The FIA’s approval was needed for the takeover by US group Liberty Media, but the FIA was also a shareholder in F1 and stood to make an $80 million (R1.07bn) profit. Dodds claims this was in breach of an FIA agreement with the EU to avoid conflicts of interest.

"The sale of F1 appears to have returned its regulatory body a $79.5 million profit on a $458 000 (R6.1m) investment in less than four years," Dodds told The Mail on Sunday. "Given that this return was only payable if F1 was sold to a new owner - and that they were the body that had to approve any sale - it looks extremely likely that the FIA has broken an agreement struck with the European Commission in 2001 regarding commercial conflict of interest."

The FIA bought a one percent stake in F1’s parent company Delta Topco for $458 000 in July 2013. Two months later Liberty made its first approach to buy the sports business.
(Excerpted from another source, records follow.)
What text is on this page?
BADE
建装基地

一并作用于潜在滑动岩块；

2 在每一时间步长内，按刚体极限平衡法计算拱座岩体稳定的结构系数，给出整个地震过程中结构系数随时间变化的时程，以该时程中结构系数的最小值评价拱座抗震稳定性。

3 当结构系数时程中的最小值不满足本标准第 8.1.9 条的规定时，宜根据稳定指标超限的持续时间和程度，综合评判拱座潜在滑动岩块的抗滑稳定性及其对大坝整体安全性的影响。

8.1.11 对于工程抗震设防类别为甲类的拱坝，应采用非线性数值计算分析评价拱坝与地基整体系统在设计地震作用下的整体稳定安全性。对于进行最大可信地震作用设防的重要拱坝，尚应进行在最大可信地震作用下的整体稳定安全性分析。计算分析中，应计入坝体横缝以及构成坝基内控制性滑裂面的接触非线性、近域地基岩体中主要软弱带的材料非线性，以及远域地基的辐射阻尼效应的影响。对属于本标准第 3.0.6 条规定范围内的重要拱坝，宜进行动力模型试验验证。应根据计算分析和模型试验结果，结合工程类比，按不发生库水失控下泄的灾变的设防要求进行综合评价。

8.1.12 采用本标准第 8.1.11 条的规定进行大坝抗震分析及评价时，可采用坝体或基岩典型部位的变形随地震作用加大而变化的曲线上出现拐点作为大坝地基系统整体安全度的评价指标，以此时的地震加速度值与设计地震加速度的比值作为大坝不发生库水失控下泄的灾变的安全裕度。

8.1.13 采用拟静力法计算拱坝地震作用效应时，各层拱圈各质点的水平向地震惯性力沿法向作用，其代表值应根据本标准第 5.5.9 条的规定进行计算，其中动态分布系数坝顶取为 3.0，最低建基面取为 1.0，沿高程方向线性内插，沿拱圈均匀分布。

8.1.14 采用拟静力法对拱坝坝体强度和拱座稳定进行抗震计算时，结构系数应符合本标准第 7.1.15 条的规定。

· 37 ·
The deal valued the FIA’s stake at $80 million.

The FIA faced an EC investigation in 2001 after which it sold off all of its interest in the sport and agreed to act purely as a regulator with no commercial conflicts of interest. Liberty completed its purchase of Delta Topco last month from private equity firm CVC.

The FIA denied there was a conflict of interest. It said: "The FIA is a not for profit organisation with the regulation of motor sports as our sole concern."